If the links aren’t removed by the scrapers, it could also help search engines to determine the original content if enough links point to your site.
Session IDs
For every website visitor you have, a different session ID is stored in the URL. This is used for ecommerce sites that want to keep track of visitors and make storing items in a shopping cart possible.
A unique ID number is added to the URL for every visitor to your site, and for every page of your site. For example:
http://site.com/product?id=1234567890
http://site.com/product?id=1234567891
http://site.com/product?id=1234567892
The other option is to disable session IDs in your systems settings and instead allow cookies for tracking visitor’s products.
Printer Friendly Pages
If you have a link on your website that reads something like “click here for a printer-friendly version,” you have duplicate content.
Every time a visitor follows this link, a separate document containing duplicate content is loaded, search engines will find these and decide which version to show.
Because you want the version that contains all your additional site information, not just the stripped-down, printable version, you should use a print style sheet.
Since this is a rather un-techie solution, ask your web developer to help you. Or you can go to the WordPress Styling for Print page to see for yourself.
Pick Either WWW or non-WWW
Search engines still can get this wrong when it’s possible to access both versions of your site.

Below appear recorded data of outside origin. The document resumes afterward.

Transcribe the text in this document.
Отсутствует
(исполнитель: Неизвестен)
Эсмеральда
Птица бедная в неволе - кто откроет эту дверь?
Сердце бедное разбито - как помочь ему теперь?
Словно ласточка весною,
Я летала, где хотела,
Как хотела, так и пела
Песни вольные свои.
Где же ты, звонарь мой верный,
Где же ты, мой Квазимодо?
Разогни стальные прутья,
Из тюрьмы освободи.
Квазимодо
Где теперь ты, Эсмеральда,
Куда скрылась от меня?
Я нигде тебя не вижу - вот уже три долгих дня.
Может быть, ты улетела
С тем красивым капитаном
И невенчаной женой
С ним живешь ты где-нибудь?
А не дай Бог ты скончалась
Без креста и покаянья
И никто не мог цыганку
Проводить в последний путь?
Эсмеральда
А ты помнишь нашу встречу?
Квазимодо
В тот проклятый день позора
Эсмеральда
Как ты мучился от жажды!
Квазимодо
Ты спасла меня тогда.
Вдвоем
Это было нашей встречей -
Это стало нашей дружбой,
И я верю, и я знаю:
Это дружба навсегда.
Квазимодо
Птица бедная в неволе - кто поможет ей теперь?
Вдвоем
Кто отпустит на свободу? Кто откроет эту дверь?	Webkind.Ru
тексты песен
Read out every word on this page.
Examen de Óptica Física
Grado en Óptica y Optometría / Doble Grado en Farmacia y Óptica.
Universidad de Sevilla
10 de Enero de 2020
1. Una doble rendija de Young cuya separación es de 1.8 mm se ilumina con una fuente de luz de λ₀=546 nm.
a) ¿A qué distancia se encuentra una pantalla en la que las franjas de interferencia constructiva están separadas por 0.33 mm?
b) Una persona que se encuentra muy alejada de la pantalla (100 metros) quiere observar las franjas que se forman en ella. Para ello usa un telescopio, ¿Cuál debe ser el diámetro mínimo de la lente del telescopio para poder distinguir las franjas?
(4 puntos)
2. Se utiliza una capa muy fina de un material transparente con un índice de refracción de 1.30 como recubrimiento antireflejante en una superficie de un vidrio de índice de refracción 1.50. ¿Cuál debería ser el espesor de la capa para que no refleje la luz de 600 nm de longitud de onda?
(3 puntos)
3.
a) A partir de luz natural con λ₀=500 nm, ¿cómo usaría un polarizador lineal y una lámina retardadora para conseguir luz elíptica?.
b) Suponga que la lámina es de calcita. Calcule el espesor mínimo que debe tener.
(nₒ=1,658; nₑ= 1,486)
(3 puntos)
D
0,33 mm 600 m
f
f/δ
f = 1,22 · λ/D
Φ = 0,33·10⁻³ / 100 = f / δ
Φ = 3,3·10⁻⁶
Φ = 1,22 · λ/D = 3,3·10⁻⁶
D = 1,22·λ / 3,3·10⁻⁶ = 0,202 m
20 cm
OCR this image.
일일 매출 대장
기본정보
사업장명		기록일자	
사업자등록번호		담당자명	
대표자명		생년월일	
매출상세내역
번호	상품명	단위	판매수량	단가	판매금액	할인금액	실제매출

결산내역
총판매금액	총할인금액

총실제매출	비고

Solving this problem means choosing your preferred domain and telling Google which site should be shown in search engine page results – the one with the WWW or the one without it.
Take your pick:
http://www.example.com/example.html
http://example.com/page.html
Get your easy fix to this split-identity issue by following my help in Improve Your WordPress Site’s SEO With a Single URL. Remember, if I can do it, so can you.
Remember to stay consistent when you link within your website and always stick with your preferred domain.
Two More Duplicate Content Solutions
Sometimes you want to have multiple versions of a page available for users, or you simply can’t get rid of it. You can manage this duplicate content in two ways.
1. Adding a Canonical URL Link
Once you’ve chose your preferred domain, you might need to add the rel=”canonical” links to the <head> section of your site. It will look like this:
<link rel=”canonical” href=”http://example.com/keyword-x/”/>
2. Do a 301 Redirect
Another option for dealing with wrong URLs for content is to redirect them. A 301 redirect is a permanent redirect that’s set up from the duplicate content page and sent to the original content paging, passing the ranking power to the redirected or original page.
See Improve Your WordPress Site’s SEO With a Single URL for instructions.
For the non-techies, this could prove to be confusing, so ask for help.
For a great tool to check for duplicate content, use Google Webmaster Tools. Go to Search Appearance, and then HTML Improvements to see if there’s any concerns you should know about.